Published 30 March 2019
It's July 1936 and Toronto is under a record-breaking heat wave. Charlotte Frayne is the junior associate in a two-person private investigation firm, owned by T. Gilmore. Two events set the book’s plot in motion: an anti-Semitic hate letter is delivered to Gilmore, who up to now has not acknowledged his religion, and Hilliard Taylor, a veteran of the First World War requests the firm’s assistance in uncovering what he believes is systematic embezzlement of the Paradise Café, which he owns and operates with three other men, all of whom were prisoners of war. The two events, although seemingly completely unrelated, come together in this wonderful novel that brings to life characters who are as real to the reader as those of the Murdoch series.

Book 2

November Rain

by Maureen Jennings

Published 6 November 2020

“This is the second book in the Paradise Café series featuring private investigator Charlotte Frayne and it’s even better than the first.

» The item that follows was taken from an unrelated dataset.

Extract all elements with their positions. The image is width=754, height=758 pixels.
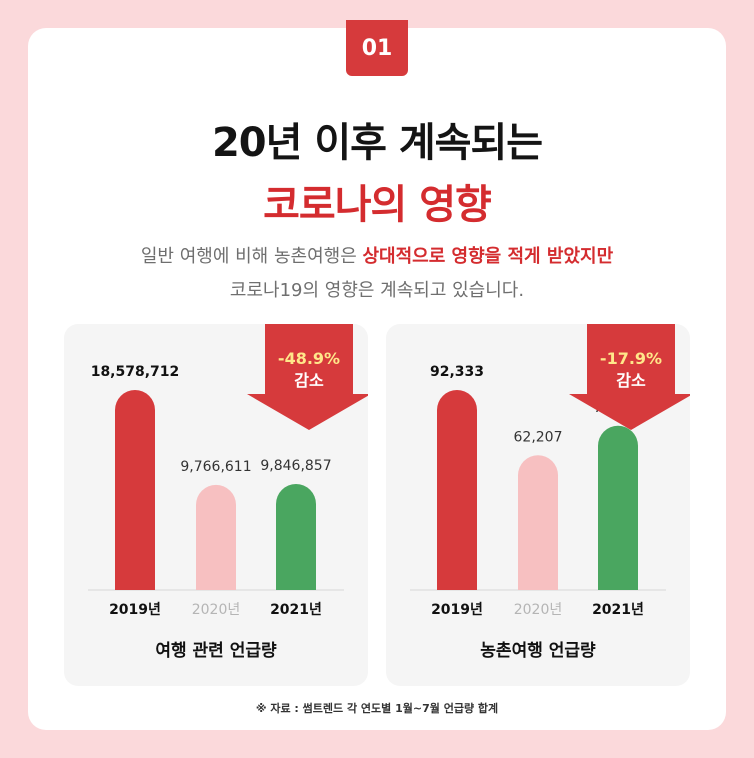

Jennings has made the jump from Victorian Toronto to the Depression era with ease and, once again, proves that Canadian history is far from dull.” — The Globe and Mail

Charlotte’s boss at T. Gilmore and Associates takes off on a mysterious trip to Europe, leaving Charlotte in charge of the detective agency. Mrs. Jessop hires the newly promoted Private Investigator to inquire into the untimely death of her son, a veteran injured in the Great War. The police ruled it a suicide, but Mrs. Jessop doesn’t agree and wants Charlotte to find out what really happened.

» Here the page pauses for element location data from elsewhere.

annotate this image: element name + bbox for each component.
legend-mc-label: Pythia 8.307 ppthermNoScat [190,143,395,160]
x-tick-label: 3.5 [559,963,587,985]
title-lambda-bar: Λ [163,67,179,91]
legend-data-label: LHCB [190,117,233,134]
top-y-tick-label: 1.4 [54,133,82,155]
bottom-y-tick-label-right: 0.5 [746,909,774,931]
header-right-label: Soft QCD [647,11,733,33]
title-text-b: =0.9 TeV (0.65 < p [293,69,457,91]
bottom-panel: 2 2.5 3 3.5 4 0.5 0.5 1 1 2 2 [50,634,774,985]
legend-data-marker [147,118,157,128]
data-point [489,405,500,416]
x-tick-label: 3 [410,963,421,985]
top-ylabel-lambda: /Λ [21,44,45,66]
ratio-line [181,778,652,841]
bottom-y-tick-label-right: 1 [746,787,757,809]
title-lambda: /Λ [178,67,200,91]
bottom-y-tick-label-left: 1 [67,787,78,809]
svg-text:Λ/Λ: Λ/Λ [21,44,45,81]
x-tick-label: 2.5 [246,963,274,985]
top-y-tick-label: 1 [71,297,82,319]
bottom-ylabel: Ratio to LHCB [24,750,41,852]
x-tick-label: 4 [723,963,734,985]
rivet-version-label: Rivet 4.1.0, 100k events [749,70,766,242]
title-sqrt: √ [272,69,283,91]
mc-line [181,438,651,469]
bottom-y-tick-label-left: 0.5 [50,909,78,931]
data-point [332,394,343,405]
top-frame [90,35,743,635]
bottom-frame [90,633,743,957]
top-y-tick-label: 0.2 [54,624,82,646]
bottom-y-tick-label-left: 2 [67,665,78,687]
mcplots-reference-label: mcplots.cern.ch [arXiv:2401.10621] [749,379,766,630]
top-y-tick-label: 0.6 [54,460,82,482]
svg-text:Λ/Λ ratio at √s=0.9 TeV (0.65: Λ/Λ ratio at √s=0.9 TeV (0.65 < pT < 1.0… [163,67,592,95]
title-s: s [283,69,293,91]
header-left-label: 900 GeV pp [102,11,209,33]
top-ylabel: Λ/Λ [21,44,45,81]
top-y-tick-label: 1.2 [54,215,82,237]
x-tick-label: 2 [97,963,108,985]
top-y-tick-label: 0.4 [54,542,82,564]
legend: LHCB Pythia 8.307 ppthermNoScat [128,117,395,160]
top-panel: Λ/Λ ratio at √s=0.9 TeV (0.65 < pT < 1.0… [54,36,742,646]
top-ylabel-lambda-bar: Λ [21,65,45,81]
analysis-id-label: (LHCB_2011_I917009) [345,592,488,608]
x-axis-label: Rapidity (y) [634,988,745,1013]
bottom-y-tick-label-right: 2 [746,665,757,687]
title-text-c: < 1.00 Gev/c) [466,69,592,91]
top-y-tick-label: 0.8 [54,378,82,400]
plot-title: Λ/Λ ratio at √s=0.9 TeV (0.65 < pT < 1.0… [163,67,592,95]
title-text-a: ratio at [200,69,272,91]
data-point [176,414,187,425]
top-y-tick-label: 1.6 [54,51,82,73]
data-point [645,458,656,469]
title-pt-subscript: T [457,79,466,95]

Then Charlotte is hired to infiltrate a small women’s wear manufacturer to uncover communist agitators. When the factory supervisor is murdered on the job just as Charlotte starts to look into it, she gets seconded to the police to help find out what happened.

The November clouds darken and Charlotte is left to struggle to solve two mysteries at the same time — until they intersect. Add an aging grandfather, an absent boyfriend, and a mad scheme to mount a controversial play at the Paradise Café and Charlotte has her hands full.


March Roars

by Maureen Jennings

Published 14 September 2024

“A grave injustice.” Those are the words in the letter sent to Charlotte Frayne, P.I., on a cold March morning.

The newspapers have reported on the arrest of two Black teenagers in a burglary, but did the pair actually commit the crime? Not according to the letter’s sender, Mrs. Olivia Brodie. A resident of the Toronto House of Industry — “the poor house” — Mrs. Brodie was running an early morning errand when she witnessed, on the morning of the crime, two men behaving in a suspicious manner near the burgled home: two white men.

Meanwhile, Charlotte is investigating another theft — this one at the home of a woman on the opposite end of the social hierarchy. As she juggles her investigations, Charlotte finds unexpected links between people and personal histories, along with more than one “grave injustice.”